If you know exactly what you want to be working on, what excites you and you’ve gathered or are working on the skills needed for it then you’re half way there.
Software Engineers are lucky — the market is currently fantastic and innovations in tech are bringing about new opportunities every day. Just make sure that when you’re looking for them you really question what’s important to you.
In interviews, ask about the culture, ask them about what sort of work you’re really going to be doing and see if you can talk to the developers that already work there. Get an insight into how they release, how they build things, what’s in the roadmap, how they get feedback on their product, how they A/B test, how they test in general, really dig deep.
Also remember that when you’re being interviewed, you’re also interviewing them. Don’t sell yourself short and recognise that this company wants you otherwise they wouldn’t bother taking the time to find out.

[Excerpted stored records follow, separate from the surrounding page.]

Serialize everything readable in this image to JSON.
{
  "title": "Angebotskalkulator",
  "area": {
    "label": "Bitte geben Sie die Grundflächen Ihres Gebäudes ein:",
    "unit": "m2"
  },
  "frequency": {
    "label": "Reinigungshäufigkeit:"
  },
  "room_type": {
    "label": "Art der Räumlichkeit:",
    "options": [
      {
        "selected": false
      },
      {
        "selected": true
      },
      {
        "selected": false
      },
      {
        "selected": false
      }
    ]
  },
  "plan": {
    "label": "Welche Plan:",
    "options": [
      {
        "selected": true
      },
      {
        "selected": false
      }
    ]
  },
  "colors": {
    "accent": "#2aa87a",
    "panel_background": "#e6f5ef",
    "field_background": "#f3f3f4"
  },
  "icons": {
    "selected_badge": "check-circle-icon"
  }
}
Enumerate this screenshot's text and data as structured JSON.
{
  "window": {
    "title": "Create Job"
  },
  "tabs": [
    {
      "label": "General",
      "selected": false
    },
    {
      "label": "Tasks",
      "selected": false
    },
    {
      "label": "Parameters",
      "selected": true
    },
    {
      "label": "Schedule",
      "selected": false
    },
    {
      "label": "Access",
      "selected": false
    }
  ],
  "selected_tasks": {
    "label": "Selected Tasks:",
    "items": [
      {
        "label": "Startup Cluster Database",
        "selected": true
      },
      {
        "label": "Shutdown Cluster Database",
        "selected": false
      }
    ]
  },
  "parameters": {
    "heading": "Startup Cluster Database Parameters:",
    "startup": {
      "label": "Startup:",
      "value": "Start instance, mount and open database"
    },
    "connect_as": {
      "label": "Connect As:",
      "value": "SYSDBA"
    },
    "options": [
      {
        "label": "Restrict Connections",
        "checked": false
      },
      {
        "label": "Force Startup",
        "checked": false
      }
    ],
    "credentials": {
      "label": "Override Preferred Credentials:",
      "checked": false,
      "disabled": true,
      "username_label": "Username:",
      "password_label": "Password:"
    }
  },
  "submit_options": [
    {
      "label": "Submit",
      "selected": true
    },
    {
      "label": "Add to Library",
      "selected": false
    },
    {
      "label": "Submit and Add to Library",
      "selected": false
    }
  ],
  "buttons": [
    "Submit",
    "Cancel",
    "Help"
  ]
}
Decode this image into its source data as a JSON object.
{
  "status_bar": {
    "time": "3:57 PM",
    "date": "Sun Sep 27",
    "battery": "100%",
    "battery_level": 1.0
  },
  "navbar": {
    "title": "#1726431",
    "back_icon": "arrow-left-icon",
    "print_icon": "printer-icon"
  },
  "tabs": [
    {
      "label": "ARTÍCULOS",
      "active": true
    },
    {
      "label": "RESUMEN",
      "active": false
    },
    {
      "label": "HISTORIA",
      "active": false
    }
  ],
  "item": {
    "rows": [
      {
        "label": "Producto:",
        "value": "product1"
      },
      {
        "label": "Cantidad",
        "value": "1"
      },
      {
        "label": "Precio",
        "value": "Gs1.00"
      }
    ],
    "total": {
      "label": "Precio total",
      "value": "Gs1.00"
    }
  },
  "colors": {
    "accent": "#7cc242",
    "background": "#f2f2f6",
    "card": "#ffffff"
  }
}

They have needs but so do you.
By moving jobs you release yourself of the fear that other jobs won’t be as good or that you won’t make as many friends or have as good of a time. You might not, but each time you move you’ll expose yourself to new ways of thinking, new tech stacks, different work cultures and a bump in salary because let’s be honest, people care about money because money is important. Move and you’ll get more than staying (generally).
Be picky about where you wanna go and know what it is you want out of the job. Is it the product, the tech, the money? Know what you want, learn the skills and don’t get attached to a place because you are good enough to work elsewhere, even if you don’t believe you are.